Di Cina, kata Denny, kini sudah ada ‘mesin’ peternakan lobster modern. Bentuknya seperti rak-rak sepatu, dengan modifikasi suhu dan gelombang laut yang sesuai dengan habitat lobster. Tentu saja air lautnya dibuat sesuai kesukaan udang mahal itu. Bisa juga beli air laut di Ancol seperti untuk ngisi akuarium ikan laut.
Baca juga: Susi Pudjiastuti si Gadis Pantai, Bukan Gadis Pantai
Satu mesin kapasitasnya 5000 benih lobster. Bila kita menanam benih lobster ukuran 2-4 mm, dalam 7-8 bulan bisa panen dengan bobot konsumsi. Dengan asumsi harga satu juta perekor lobster di pasar ekspor, berarti dalam 7-8 bulan, peternak bisa mendapat 5 milyar. Modalnya hanya ratusan juta. Mesin lobster 400 juta dan benihnya cuma ratusan juta rupiag. Ini jauh lebih untung ketimbang bisnis ayam dan sapi. Kata Denny. Luar biasa!
Mesin “empang” lobster ini removable, bisa ditaruh di manapun. Di rumah, di lapangan futsal, atau di dapur restoran. Denny berniat mesin lobster itu akan ditaruh di lapangan futsalnya di Ciputat.

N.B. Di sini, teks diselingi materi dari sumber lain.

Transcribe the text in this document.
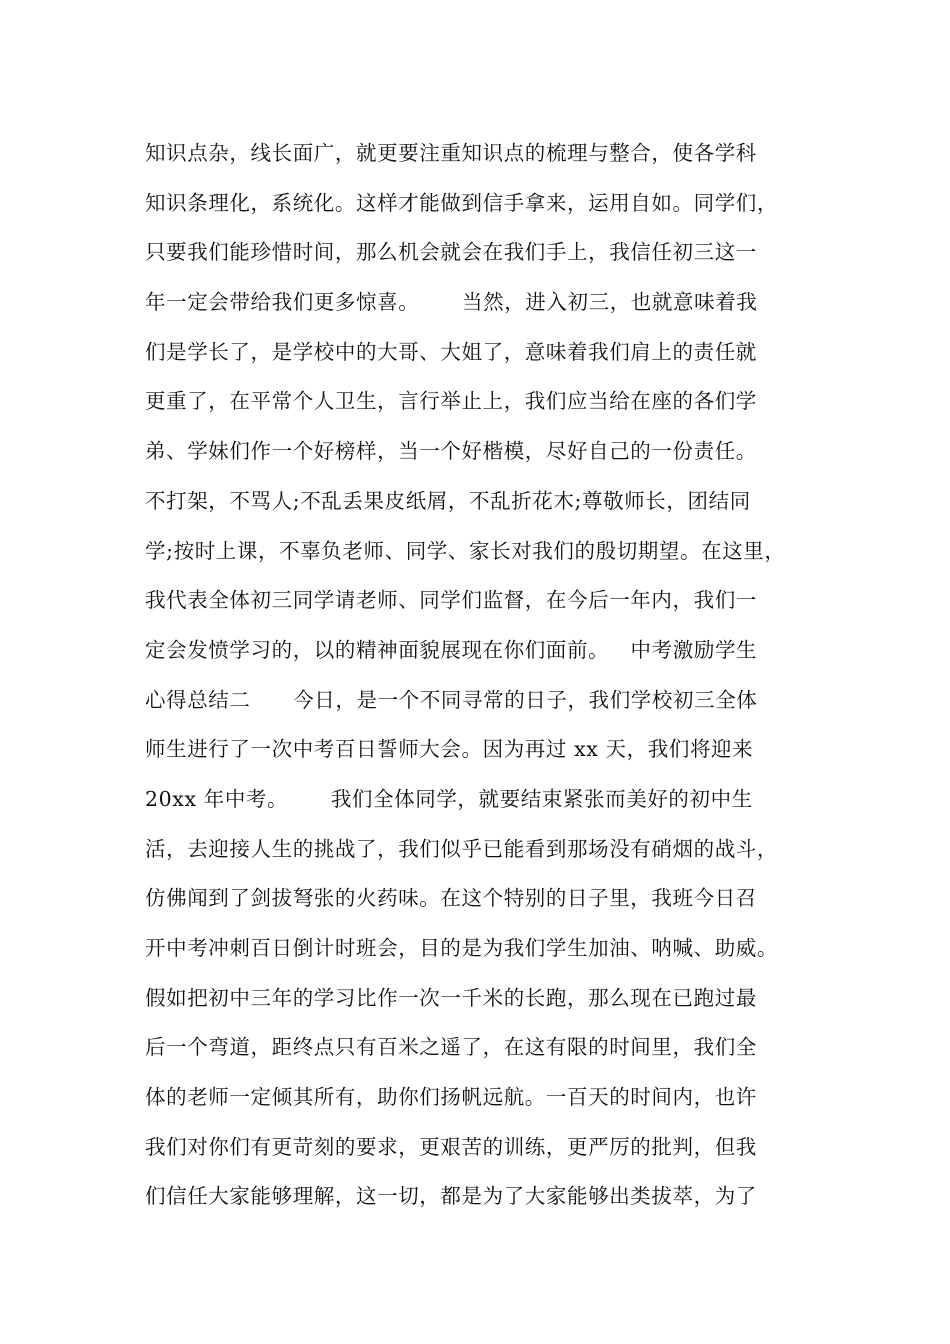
知识点杂，线长面广，就更要注重知识点的梳理与整合，使各学科
知识条理化，系统化。这样才能做到信手拿来，运用自如。同学们，
只要我们能珍惜时间，那么机会就会在我们手上，我信任初三这一
年一定会带给我们更多惊喜。      当然，进入初三，也就意味着我
们是学长了，是学校中的大哥、大姐了，意味着我们肩上的责任就
更重了，在平常个人卫生，言行举止上，我们应当给在座的各们学
弟、学妹们作一个好榜样，当一个好楷模，尽好自己的一份责任。
不打架，不骂人;不乱丢果皮纸屑，不乱折花木;尊敬师长，团结同
学;按时上课，不辜负老师、同学、家长对我们的殷切期望。在这里，
我代表全体初三同学请老师、同学们监督，在今后一年内，我们一
定会发愤学习的，以的精神面貌展现在你们面前。   中考激励学生
心得总结二      今日，是一个不同寻常的日子，我们学校初三全体
师生进行了一次中考百日誓师大会。因为再过 xx 天，我们将迎来
20xx 年中考。      我们全体同学，就要结束紧张而美好的初中生
活，去迎接人生的挑战了，我们似乎已能看到那场没有硝烟的战斗，
仿佛闻到了剑拔弩张的火药味。在这个特别的日子里，我班今日召
开中考冲刺百日倒计时班会，目的是为我们学生加油、呐喊、助威。
假如把初中三年的学习比作一次一千米的长跑，那么现在已跑过最
后一个弯道，距终点只有百米之遥了，在这有限的时间里，我们全
体的老师一定倾其所有，助你们扬帆远航。一百天的时间内，也许
我们对你们有更苛刻的要求，更艰苦的训练，更严厉的批判，但我
们信任大家能够理解，这一切，都是为了大家能够出类拔萃，为了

Dari cerita di atas, kita bisa memahami kenapa Bu Susi ngotot agar ekspor lobster dilarang total. Sebagai pengusaha, Bu Susi tahu nilai ekspor benih lobster sangat kecil dibanding bila nelayan membesarkannya. Lobster adalah jenis udang yang mudah diternakkan, tidak rewel, dan tingkat kematiannya rendah.
Nah, pengalaman bisnis seperti itu yang tak masuk pertimbangan Edy Prabowo. Mungkin ketika ia jadi Mentri Kelautan, Edy — konon jongos Prabowo Subianto — kaget melihat harga lobster di Jepang. Ia pun ngiler. Ikut cawe cawe bisnis benih lobster.
Atau memang ada misi lain: Edy sedang “menabung” dolar untuk biaya kampanye capres si bos tahun 2024? Wallahu a’lam.